At the heart of the film (and of the short story) lies a deep, dark, tortured anxiety about the innocence of children and the corruption of sex. Flora and Miles may know more than they should, and it is this terrible suspicion that so troubles the inexperienced, straight-laced Miss Giddens. Nature is the symbol of that corrupting force, of the carnal urges and predatory instincts that intrude upon the civilised, polite world of tea, corsets and lace at Bly House. The idyllic garden that surrounds the house is spoiled by defilement and savagery: a cockroach comes out of the mouth of a cherubic statue, a spider eats a butterfly on the terrace and the singing of birds sometimes sounds deafeningly menacing. The ghosts of Quint and Miss Jessel are feral presences that lurk outside the domesticated house, waiting to ‘contaminate’ the children. When Miss Giddens demands that the kindly housekeeper, Mrs Grose (Megs Jenkins), reveal what she knows, the latter wonderfully obliquely explains that Quint and Jessel used the rooms on the upper floor of the house ‘as if they were woods’, confirming that the lovers belong to the world of the wild, of filthy, depraved sexuality – to Miss Giddens’s horror.
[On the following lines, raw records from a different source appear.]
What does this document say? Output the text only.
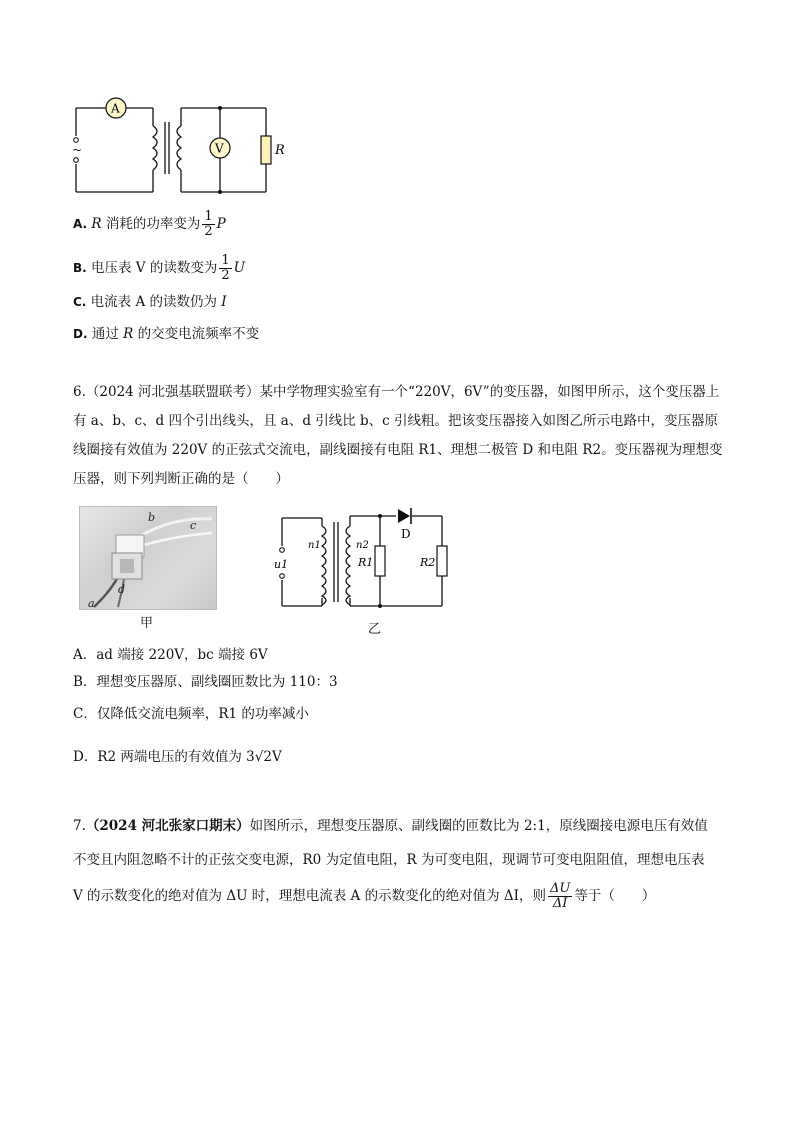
~
A
V	R
A. R 消耗的功率变为 $\frac{1}{2}$ P
B. 电压表 V 的读数变为 $\frac{1}{2}$ U
C. 电流表 A 的读数仍为 I
D. 通过 R 的交变电流频率不变
6.（2024 河北强基联盟联考）某中学物理实验室有一个“220V，6V”的变压器，如图甲所示，这个变压器上
有 a、b、c、d 四个引出线头，且 a、d 引线比 b、c 引线粗。把该变压器接入如图乙所示电路中，变压器原
线圈接有效值为 220V 的正弦式交流电，副线圈接有电阻 R1、理想二极管 D 和电阻 R2。变压器视为理想变
压器，则下列判断正确的是（　　）
b
c
d
a
甲
u1
n1	n2
R1	R2
D
乙
A．ad 端接 220V，bc 端接 6V
B．理想变压器原、副线圈匝数比为 110：3
C．仅降低交流电频率，R1 的功率减小
D．R2 两端电压的有效值为 3√2V
7.（2024 河北张家口期末）如图所示，理想变压器原、副线圈的匝数比为 2:1，原线圈接电源电压有效值
不变且内阻忽略不计的正弦交变电源，R0 为定值电阻，R 为可变电阻，现调节可变电阻阻值，理想电压表
V 的示数变化的绝对值为 ΔU 时，理想电流表 A 的示数变化的绝对值为 ΔI，则 $\frac{\Delta U}{\Delta I}$ 等于（　　）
So much is suggested, and so little shown. An atmospheric tour de force, with a tremendous sense of restraint that gives the film its evocative power, The Innocents is all about hints of shameful secrets and intimations of improper desires, set among arches and vaults, dark wooden panels and spectral candle glow, with Deborah Kerr’s anguished, moving face so often the only spot of light in the darkness. And how haunting that face and its unresolved torments are.